The conversation generally goes something like this….
“I bought Horatio to compete, he has really good showjumping bloodlines and now I am unable to compete and I feel that the work I am doing with him just isn’t enough. I am wasting him!”
My question in return is always-are you enjoying him? Are you happy riding him? If the answer is yes to both questions then it is a no brainer-it doesn’t matter! The horse may have good bloodlines but that doesn’t necessarily make him a top level showjumper, and does the horse care? I can assure you he does not!
So how should we ride and train our horses? Firstly I would like to return to the word “teach” I am beginning to be very bored with the word train, and secondly we ride to become better riders. We are often told by “trainers” that we have to repeat and repeat exercises until our horses perform things perfectly. This is not the right mindset. It is unbelievably difficult for our horses to reach what we would think of as improvement, and it is unbelievably difficult for them to become perfect at performing exercises if their balance is being compromised by us. If we are out of balance, or the timing of our aids is inconsistent, then how can they possibly get things right? It is us, the riders that need constant reflection, education and improvement.
Instead of aiming towards glory and competition we need to think in terms of making sure our aiding is precise, working on how well we ride around corners and turns and the journey should be more valued. Time and teaching are everything in riding, and one very subtle correction from us can produce amazing results and clarification in our horses minds.
Ask your horse for one step into a difficult exercise and then give him a break, then return and ask once more and then go away and do something else. Work his body and his mind with care, and by all means challenge yourself-we should in fact do this regularly,but we should take care with our horses.
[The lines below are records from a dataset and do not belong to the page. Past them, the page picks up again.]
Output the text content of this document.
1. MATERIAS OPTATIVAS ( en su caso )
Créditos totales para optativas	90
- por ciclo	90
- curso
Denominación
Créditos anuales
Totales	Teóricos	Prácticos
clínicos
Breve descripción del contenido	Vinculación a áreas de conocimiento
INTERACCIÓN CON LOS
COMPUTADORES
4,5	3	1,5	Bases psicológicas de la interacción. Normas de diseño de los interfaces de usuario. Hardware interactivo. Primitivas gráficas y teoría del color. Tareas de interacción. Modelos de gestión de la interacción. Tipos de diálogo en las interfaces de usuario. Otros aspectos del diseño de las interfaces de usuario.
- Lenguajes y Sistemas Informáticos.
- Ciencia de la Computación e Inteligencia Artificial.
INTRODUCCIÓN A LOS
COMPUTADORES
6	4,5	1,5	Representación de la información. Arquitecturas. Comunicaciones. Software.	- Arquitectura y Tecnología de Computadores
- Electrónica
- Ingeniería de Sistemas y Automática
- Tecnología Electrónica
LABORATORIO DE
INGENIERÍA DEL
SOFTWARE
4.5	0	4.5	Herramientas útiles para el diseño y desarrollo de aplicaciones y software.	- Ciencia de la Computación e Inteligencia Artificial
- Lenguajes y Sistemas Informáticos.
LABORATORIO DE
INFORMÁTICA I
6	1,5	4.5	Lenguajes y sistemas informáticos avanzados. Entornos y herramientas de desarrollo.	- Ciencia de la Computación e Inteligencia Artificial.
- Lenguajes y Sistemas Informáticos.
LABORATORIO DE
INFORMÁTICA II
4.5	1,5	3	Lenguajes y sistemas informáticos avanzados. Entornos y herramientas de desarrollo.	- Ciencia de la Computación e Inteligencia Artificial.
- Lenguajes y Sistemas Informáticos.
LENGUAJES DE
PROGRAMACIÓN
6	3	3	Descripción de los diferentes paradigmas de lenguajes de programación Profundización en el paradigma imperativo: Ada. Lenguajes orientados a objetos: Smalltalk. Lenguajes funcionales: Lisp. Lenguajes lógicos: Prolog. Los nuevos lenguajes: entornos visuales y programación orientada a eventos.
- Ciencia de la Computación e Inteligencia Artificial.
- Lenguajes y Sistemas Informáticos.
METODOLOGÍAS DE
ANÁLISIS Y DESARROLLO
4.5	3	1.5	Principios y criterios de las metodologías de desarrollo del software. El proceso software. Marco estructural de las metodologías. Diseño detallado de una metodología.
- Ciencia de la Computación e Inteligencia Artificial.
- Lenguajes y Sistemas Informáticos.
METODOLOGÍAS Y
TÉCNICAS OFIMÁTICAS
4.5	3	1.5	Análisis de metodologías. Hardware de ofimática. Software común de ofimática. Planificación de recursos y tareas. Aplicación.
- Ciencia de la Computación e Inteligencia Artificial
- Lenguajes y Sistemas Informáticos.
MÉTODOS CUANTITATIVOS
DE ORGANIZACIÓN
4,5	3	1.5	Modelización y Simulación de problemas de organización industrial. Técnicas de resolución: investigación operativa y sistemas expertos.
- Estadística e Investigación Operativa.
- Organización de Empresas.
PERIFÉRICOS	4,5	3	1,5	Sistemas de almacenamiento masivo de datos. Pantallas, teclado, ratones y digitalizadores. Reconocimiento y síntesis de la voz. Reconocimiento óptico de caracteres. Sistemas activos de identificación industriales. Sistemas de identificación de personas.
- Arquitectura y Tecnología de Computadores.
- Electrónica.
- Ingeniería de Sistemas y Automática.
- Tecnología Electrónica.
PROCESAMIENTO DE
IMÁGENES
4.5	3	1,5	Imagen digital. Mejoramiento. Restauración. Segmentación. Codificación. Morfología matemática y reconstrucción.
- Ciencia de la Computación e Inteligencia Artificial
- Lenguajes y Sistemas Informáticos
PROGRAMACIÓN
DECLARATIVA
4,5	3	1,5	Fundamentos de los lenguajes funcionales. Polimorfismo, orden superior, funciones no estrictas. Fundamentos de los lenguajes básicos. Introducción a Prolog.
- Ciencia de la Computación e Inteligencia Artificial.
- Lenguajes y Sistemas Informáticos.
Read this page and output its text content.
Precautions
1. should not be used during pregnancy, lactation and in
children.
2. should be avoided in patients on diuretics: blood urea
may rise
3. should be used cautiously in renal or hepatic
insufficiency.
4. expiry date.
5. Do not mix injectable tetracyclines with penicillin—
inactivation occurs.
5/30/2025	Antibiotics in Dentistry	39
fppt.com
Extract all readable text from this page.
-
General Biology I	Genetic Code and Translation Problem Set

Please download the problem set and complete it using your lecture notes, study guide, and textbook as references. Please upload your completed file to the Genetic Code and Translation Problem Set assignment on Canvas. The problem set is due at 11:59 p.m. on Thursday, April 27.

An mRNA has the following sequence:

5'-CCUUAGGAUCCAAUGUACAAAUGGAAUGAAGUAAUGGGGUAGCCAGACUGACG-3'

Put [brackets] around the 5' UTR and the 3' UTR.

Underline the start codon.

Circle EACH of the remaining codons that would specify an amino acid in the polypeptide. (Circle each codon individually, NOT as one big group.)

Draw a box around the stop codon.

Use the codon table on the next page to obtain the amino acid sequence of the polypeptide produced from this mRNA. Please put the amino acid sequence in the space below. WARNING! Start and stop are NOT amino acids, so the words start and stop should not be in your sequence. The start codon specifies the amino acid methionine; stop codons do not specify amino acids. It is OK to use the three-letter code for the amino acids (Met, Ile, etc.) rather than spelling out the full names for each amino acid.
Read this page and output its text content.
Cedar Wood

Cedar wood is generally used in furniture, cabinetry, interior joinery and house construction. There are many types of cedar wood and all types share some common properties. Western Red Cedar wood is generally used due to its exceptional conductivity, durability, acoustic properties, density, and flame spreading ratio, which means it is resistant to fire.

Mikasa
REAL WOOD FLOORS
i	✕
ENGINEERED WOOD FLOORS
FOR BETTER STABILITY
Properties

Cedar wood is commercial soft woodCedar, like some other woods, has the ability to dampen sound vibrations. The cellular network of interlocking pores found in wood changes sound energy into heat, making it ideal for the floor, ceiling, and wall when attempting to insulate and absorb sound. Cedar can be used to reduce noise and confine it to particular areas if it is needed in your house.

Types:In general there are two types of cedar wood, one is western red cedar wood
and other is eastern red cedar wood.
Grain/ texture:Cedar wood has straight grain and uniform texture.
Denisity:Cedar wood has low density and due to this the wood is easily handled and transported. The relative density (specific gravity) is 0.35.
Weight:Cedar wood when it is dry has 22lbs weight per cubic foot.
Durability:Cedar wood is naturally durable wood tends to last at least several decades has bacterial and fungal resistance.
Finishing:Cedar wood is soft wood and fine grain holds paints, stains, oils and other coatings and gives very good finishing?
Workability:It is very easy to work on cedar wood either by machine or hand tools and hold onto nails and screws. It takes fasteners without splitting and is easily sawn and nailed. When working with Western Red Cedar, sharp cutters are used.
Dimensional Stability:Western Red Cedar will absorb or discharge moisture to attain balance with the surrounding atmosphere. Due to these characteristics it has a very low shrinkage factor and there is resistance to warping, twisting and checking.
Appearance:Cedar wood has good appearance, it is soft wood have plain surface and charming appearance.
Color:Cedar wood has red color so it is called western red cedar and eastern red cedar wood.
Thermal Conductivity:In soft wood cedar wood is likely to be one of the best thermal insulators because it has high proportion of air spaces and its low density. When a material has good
Just as a finishing paragraph I have just started learning to dance, I like learning new things, I think I owe it to my students as I am constantly teaching, and I think it is important to keep in touch with remembering just how difficult it is to learn new things.
When you dance you have to learn to follow another persons movements, you have to learn to synchronise and stay in balance and in rhythm-if you have never properly danced with someone else, please try it. It is very very difficult, and you need to trust the person you are dancing with and be able to think clearly.
The one thing that has really stuck in my mind is that our horses have to do that everyone time we get on them. They are not mind readers, whatever we think, and neither are they being difficult when they can’t stay balanced, they are just trying to synchronise with the rider with no prior knowledge of what we are about to ask…..if we DON’T aid them correctly.
So before you get onto your horse tomorrow, give him a bit of credit and start with your mind in the right place and teach and help your horse.